Turner is deepening its content commitment to Thailand with a deal that will see a selection of TV series, Hollywood blockbusters and kids programming made available to local audiences via linear and over-the-top mobile services.
The agreement with Thailand’s AIS gives the telco’s 40 million subscribers the opportunity to watch live and catch-up content from Warner TV, World Heritage Channel, HLN, Boomerang and Toonami. As of April 1, AIS will carry the five channels on its Playbox OTT platform and Play mobile app.
The two kids’ channels, Boomerang and Toonami, are packaged with an AIS mobile subscription and available to all existing subscribers, while Warner TV, World Heritage Channel and HLN are accessible with an additional fee, or as part of a subscriber bundle package. All
channels are available to all customers for a three-month trial period as part of the launch promotion.
Boomerang and Toonami are already Thailand’s top-two kids’ channels, according to Phil Nelson, managing director of Turner in Southeast Asia. The deal also marks the first time that HLN and World Heritage Channel brands have been made available on any platform in Thailand.
“So it’s fantastic to work with AIS to offer the brands to an even wider audience, on-the-go, via their mobile devices,” said Nelson in a statement.

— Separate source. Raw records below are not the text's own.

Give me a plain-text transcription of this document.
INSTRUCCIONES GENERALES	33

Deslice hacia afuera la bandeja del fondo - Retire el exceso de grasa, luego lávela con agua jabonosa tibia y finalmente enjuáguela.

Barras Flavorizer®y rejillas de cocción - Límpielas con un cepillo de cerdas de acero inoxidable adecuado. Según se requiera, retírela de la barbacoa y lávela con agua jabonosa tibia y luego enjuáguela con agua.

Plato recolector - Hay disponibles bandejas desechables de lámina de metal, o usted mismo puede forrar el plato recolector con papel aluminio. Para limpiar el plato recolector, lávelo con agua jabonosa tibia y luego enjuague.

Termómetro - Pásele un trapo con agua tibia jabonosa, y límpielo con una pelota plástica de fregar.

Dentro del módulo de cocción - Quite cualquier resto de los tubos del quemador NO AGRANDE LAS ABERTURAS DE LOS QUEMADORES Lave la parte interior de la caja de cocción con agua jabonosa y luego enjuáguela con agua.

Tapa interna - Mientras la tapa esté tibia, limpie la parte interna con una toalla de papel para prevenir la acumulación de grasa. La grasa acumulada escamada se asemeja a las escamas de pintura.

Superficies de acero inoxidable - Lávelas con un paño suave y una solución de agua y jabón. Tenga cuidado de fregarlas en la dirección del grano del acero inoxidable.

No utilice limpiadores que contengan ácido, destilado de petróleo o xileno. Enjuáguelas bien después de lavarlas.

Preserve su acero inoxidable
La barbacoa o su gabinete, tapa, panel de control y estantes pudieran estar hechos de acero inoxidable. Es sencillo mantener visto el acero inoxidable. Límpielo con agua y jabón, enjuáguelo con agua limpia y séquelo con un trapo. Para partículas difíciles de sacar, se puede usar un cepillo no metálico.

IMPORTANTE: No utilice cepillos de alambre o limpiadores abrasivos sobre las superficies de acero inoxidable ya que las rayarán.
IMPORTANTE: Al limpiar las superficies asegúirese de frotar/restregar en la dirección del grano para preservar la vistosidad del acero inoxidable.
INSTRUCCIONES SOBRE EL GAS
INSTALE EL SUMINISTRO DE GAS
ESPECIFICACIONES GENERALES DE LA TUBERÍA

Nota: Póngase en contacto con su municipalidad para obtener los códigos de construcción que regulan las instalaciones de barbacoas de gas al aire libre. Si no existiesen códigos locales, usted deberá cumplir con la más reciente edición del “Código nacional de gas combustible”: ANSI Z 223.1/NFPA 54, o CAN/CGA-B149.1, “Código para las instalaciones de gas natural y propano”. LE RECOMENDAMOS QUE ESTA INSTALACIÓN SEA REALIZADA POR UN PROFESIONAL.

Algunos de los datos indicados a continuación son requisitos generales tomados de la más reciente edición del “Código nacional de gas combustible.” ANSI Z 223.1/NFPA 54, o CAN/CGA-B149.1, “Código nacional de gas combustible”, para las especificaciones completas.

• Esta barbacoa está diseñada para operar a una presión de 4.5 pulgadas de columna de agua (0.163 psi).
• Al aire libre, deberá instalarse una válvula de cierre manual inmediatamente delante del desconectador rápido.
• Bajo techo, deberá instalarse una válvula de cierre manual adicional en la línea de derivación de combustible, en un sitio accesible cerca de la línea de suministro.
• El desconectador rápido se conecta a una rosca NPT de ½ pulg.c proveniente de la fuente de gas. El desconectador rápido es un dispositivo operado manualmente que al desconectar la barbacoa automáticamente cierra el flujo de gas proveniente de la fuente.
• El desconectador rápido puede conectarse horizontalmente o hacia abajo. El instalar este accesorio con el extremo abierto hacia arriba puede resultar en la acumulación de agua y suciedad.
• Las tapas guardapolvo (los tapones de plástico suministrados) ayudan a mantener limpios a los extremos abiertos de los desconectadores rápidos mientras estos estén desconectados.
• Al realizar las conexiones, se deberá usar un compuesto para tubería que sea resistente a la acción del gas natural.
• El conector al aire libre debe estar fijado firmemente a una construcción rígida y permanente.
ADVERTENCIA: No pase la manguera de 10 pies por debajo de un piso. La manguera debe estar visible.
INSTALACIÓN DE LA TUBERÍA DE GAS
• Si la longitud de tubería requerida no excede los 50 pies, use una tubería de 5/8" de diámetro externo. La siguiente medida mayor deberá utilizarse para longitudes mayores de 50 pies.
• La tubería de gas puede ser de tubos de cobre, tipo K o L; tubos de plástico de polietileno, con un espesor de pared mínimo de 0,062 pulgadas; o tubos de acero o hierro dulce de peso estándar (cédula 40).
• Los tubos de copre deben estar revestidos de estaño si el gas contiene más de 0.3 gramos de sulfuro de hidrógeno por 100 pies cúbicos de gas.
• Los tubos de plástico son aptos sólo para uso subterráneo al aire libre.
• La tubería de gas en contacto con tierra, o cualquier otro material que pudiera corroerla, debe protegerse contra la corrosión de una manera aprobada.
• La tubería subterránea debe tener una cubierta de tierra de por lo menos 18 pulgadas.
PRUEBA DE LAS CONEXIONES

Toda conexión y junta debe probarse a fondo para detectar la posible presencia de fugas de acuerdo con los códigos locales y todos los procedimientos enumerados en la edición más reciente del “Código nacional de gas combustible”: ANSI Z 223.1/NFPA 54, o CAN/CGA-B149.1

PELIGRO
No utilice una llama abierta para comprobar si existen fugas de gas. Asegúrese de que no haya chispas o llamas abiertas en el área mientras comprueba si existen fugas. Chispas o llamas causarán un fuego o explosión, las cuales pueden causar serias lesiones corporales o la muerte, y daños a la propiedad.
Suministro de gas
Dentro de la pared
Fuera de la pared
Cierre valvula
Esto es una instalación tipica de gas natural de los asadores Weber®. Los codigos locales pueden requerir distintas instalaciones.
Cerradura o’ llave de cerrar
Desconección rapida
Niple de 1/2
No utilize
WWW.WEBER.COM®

The AIS Play app is available to AIS customers in Thailand and provides access to live content from 100 different channels, as well as a library of video on demand. Playbox, meanwhile, is a set-top box service that offers both linear TV and VOD.
Digital video consumption is escalating in Thailand, as it is in several emerging nations around the world. A 2014 study from Videology and Nielsen found that Thai households have access to more connected technology that ever before, with smartphones fast gaining ground on desktop and laptop devices as the go-to source for video streaming. Across the country, online video consumption is growing steadily, especially among millennials and younger audiences, with digital video proving more palatable to audiences than linear television during much of the day.
ZenithOptimedia predicted in a July 2015 report that the number of people around the world watching linear TV will start to decline for the first time in 2016. The change, according to the study, is due mainly to the rapid rise of smartphone and table penetration across the globe. Video consumption on mobile is forecast to grow by nearly 35% this year.